Trump’s envoys claim to have made significant progress in the talks, but there are still no clear signs that the Kremlin is willing to accept conditions that would lead to a sustainable peace. In fact, Ushakov declared on Friday that while Moscow had not seen the latest draft following the US-Ukraine talks, “when we see it, we may not like many things, that’s my feeling.” Although there are conquests on paper, they are not all that Trump, in the first phone call with Putin a month after arriving at the Oval Office, laid out for him.

As the months have passed, the maximalist positions of the Russian Federation have hardened and Trump, for his part, has gradually realized this and that Putin was buying time with negotiations, nothing more. He has not given up even a 30-day truce, to which Zelensky did agree. And he has been getting angry, of course, for not being able to appear like the megapacificador what it pretends to be.

The tycoon’s stated goal remains lasting peace. He says it and believes in it, because it suits him: he doesn’t want headaches, but rather focuses on the businesses that suit him. The drawback is that for it to be truly lasting it has to be fair and with guarantees, given Putin’s expansionist desires, which do not give confidence for the future.

“Despite nearly a month of talks since the launch of this latest initiative, there is no indication that Putin has given up on his goal of achieving effective political control of Ukraine, which would require Russia to seize much more Ukrainian territory,” the Atlantic Council’s assessment says. Even Trump seemed to recognize this when he criticized Zelensky, on December 7, for not responding favorably to the latest US proposal. Although he believed Russia would accept such a proposal, Trump declared: “Russia… I guess, if you think about it, I’d rather have the whole country.” It is obvious and, since they still think they are winning on the battlefield, their plan is to hold on, despite the high cost in lives that this “special military operation” is costing them, which has not yet been officially declared a war.

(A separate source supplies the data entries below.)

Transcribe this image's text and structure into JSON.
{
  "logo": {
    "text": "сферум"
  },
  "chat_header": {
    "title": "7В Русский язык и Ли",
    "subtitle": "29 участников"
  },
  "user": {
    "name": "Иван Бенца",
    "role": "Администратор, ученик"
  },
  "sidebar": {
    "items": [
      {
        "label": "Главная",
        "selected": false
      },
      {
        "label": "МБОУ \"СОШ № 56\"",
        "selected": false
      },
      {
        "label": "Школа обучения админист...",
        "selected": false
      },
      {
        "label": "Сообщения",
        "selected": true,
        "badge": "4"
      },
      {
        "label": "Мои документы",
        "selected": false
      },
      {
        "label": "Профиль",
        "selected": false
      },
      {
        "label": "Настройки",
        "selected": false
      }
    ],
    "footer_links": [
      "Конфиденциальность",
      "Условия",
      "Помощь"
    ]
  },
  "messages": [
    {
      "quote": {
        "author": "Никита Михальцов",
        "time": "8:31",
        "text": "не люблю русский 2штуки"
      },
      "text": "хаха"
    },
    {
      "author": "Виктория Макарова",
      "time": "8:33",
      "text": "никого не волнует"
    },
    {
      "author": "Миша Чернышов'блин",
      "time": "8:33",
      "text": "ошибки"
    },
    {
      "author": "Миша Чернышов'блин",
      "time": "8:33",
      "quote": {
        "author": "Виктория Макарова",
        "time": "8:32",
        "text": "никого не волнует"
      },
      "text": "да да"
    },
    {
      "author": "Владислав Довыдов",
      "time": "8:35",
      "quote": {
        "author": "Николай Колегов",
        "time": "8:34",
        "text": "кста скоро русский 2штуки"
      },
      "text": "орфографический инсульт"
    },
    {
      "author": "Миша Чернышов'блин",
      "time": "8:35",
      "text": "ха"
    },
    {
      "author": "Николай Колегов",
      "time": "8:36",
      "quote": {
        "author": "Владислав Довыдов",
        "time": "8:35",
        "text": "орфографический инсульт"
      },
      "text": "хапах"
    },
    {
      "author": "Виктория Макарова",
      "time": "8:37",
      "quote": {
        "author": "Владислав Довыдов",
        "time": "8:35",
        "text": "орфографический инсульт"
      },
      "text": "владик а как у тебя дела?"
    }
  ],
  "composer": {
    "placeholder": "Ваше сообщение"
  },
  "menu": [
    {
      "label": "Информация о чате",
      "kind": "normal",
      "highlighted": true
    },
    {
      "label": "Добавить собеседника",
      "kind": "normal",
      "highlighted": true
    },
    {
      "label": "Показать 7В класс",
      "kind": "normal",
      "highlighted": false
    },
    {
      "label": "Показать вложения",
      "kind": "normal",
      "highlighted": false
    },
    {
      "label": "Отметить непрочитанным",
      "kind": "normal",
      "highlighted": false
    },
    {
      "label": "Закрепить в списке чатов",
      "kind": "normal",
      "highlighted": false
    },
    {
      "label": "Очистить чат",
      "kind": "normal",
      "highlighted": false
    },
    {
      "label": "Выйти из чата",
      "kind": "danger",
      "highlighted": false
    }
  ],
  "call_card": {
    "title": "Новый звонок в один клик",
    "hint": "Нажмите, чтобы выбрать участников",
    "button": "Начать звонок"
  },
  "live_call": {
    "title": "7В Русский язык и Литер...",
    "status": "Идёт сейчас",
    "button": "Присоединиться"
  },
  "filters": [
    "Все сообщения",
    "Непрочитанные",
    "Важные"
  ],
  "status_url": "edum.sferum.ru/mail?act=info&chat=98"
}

Andrei Kelin, Russia’s ambassador in London, gave an interview in , on December 10, in which he stated that what was on the table was not so much a “deal” but a Ukrainian “surrender.” “While US envoys pressure Ukraine to accept even previously rejected Russian conditions, and while the US and its European allies argue over the terms of plans to end the war, Moscow watches, with no incentive to make concessions to achieve lasting peace,” concludes the former diplomat.

US officials told media outlets such as CNN this morning that there is consensus on around 90% of the peace plan drawn up by the US and that Russia has indicated that it is open to Ukraine joining the EU. However, the Russian president has called Ukraine’s bid to join NATO a major security threat to Moscow and a reason to launch a full-scale invasion in February 2022. The Kremlin has demanded that Ukraine forever renounce its bid as a member of the alliance as part of any potential peace deal.

The agreement does not seem immediate.